Nothing could be further from the truth. Sources privy to the intrigues at Ingwe revealed that the 31-year-old former Harambee Stars defender felt exasperated after the management brought in a foreign tactician, Patrick Aussems.
“He was upset by the move to bring in a foreign coach after he had done a brilliant job developing a winning team. The club is also yet to give him a contract — on the basis that he doesn’t have requisite papers — and this has not gone down well with him," said the source.
This is not the first time Kenyan clubs are snubbing local coaches for foreigners. Interestingly, the bug seems to have caught up with the national team, where a similar trend is being replicated. Could it be that local coaches lack the requisite finesse to deliver?
Veteran coach Sammy 'Pamzo' Omollo, who was recently relieved of his duties at Posta Rangers, observes that, whereas clubs have every right to pressurize local coaches for results, they must provide a conducive working environment.

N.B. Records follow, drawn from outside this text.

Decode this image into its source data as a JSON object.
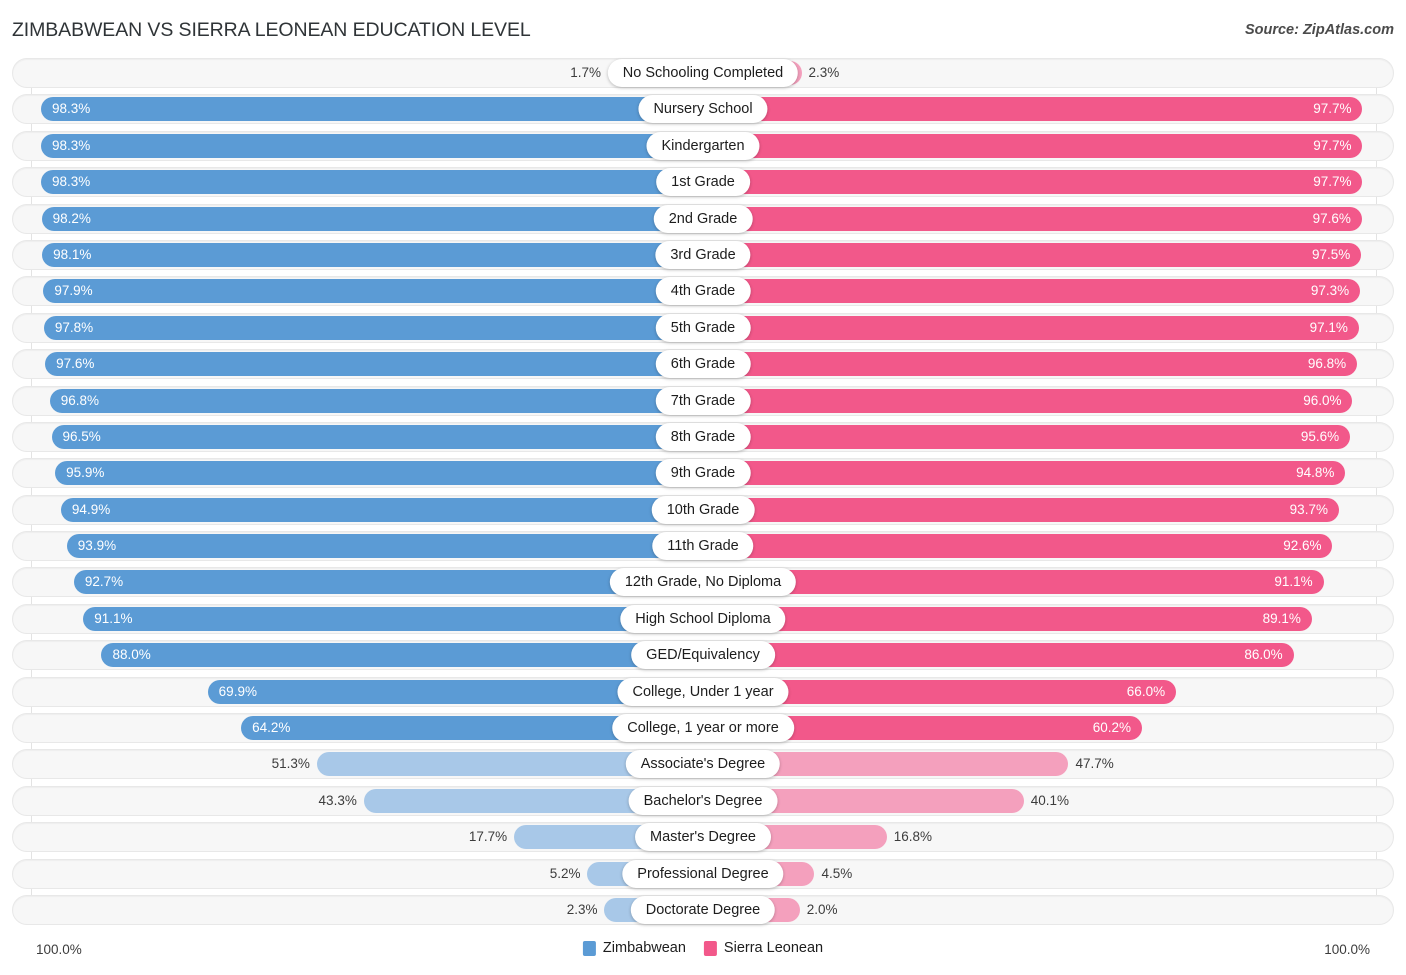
{
  "header": {
    "title": "ZIMBABWEAN VS SIERRA LEONEAN EDUCATION LEVEL",
    "source": "Source: ZipAtlas.com"
  },
  "footer": {
    "axis_min": "100.0%",
    "axis_max": "100.0%",
    "legend": [
      {
        "label": "Zimbabwean",
        "color": "#5b9bd5"
      },
      {
        "label": "Sierra Leonean",
        "color": "#f2588a"
      }
    ]
  },
  "colors": {
    "left_strong": "#5b9bd5",
    "left_light": "#a8c8e8",
    "right_strong": "#f2588a",
    "right_light": "#f4a0bd",
    "track": "#f7f7f7",
    "track_border": "#e8e8e8",
    "gridline": "#e3e3e3"
  },
  "chart_data": {
    "type": "bar",
    "title": "ZIMBABWEAN VS SIERRA LEONEAN EDUCATION LEVEL",
    "subtitle": "",
    "xlabel": "",
    "ylabel": "",
    "orientation": "horizontal-diverging",
    "grid": true,
    "legend_position": "bottom-center",
    "xlim": [
      0,
      100
    ],
    "axis_labels": {
      "left": "100.0%",
      "right": "100.0%"
    },
    "series": [
      {
        "name": "Zimbabwean",
        "color": "#5b9bd5",
        "side": "left"
      },
      {
        "name": "Sierra Leonean",
        "color": "#f2588a",
        "side": "right"
      }
    ],
    "categories": [
      "No Schooling Completed",
      "Nursery School",
      "Kindergarten",
      "1st Grade",
      "2nd Grade",
      "3rd Grade",
      "4th Grade",
      "5th Grade",
      "6th Grade",
      "7th Grade",
      "8th Grade",
      "9th Grade",
      "10th Grade",
      "11th Grade",
      "12th Grade, No Diploma",
      "High School Diploma",
      "GED/Equivalency",
      "College, Under 1 year",
      "College, 1 year or more",
      "Associate's Degree",
      "Bachelor's Degree",
      "Master's Degree",
      "Professional Degree",
      "Doctorate Degree"
    ],
    "values_left": [
      1.7,
      98.3,
      98.3,
      98.3,
      98.2,
      98.1,
      97.9,
      97.8,
      97.6,
      96.8,
      96.5,
      95.9,
      94.9,
      93.9,
      92.7,
      91.1,
      88.0,
      69.9,
      64.2,
      51.3,
      43.3,
      17.7,
      5.2,
      2.3
    ],
    "values_right": [
      2.3,
      97.7,
      97.7,
      97.7,
      97.6,
      97.5,
      97.3,
      97.1,
      96.8,
      96.0,
      95.6,
      94.8,
      93.7,
      92.6,
      91.1,
      89.1,
      86.0,
      66.0,
      60.2,
      47.7,
      40.1,
      16.8,
      4.5,
      2.0
    ],
    "labels_left": [
      "1.7%",
      "98.3%",
      "98.3%",
      "98.3%",
      "98.2%",
      "98.1%",
      "97.9%",
      "97.8%",
      "97.6%",
      "96.8%",
      "96.5%",
      "95.9%",
      "94.9%",
      "93.9%",
      "92.7%",
      "91.1%",
      "88.0%",
      "69.9%",
      "64.2%",
      "51.3%",
      "43.3%",
      "17.7%",
      "5.2%",
      "2.3%"
    ],
    "labels_right": [
      "2.3%",
      "97.7%",
      "97.7%",
      "97.7%",
      "97.6%",
      "97.5%",
      "97.3%",
      "97.1%",
      "96.8%",
      "96.0%",
      "95.6%",
      "94.8%",
      "93.7%",
      "92.6%",
      "91.1%",
      "89.1%",
      "86.0%",
      "66.0%",
      "60.2%",
      "47.7%",
      "40.1%",
      "16.8%",
      "4.5%",
      "2.0%"
    ]
  }
}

"Kenyan coaches are not given the support they deserve to perform. For me to win the league, you should give me quality players and the proper financial assistance needed to achieve such objectives," says Omollo.
Omollo points out that club owners expect too much too soon."Success doesn't come overnight. It takes a lot of time for one to develop a winning team but club owners lack the patience, demanding instant results," adds Omollo.
Mathare United's Salim Ali blames negative perception for the fate of local coaches.
"It boils down to the perception that foreigners are better coaches yet, in real sense, local coaches — who are offered low pay — perform much better than foreign tacticians who pocket more money," says Ali.
George Oduor, who won three national titles with school games giants St. Anthony's and the East and Central African title with Barding High School, looks at the whole issue from a different perspective.
"In Kenya, connection beats talent. It really doesn't matter what credentials one has. We have coaches who are given the opportunity to handle the national teams yet they have nothing much to show for in terms of track records," says Oduor.
Gaspo Women head coach Edward Githua chooses to be philosophical.
"Hiring a foreign coach has both its advantages and disadvantages. Local players tend to respect them than local tacticians," concludes Githua.
It's high time local clubs woke up and smelled the coffee. Given the appropriate environment, Kenyan-bred coaches can move mountains. All they need is the right environment to propel them even further.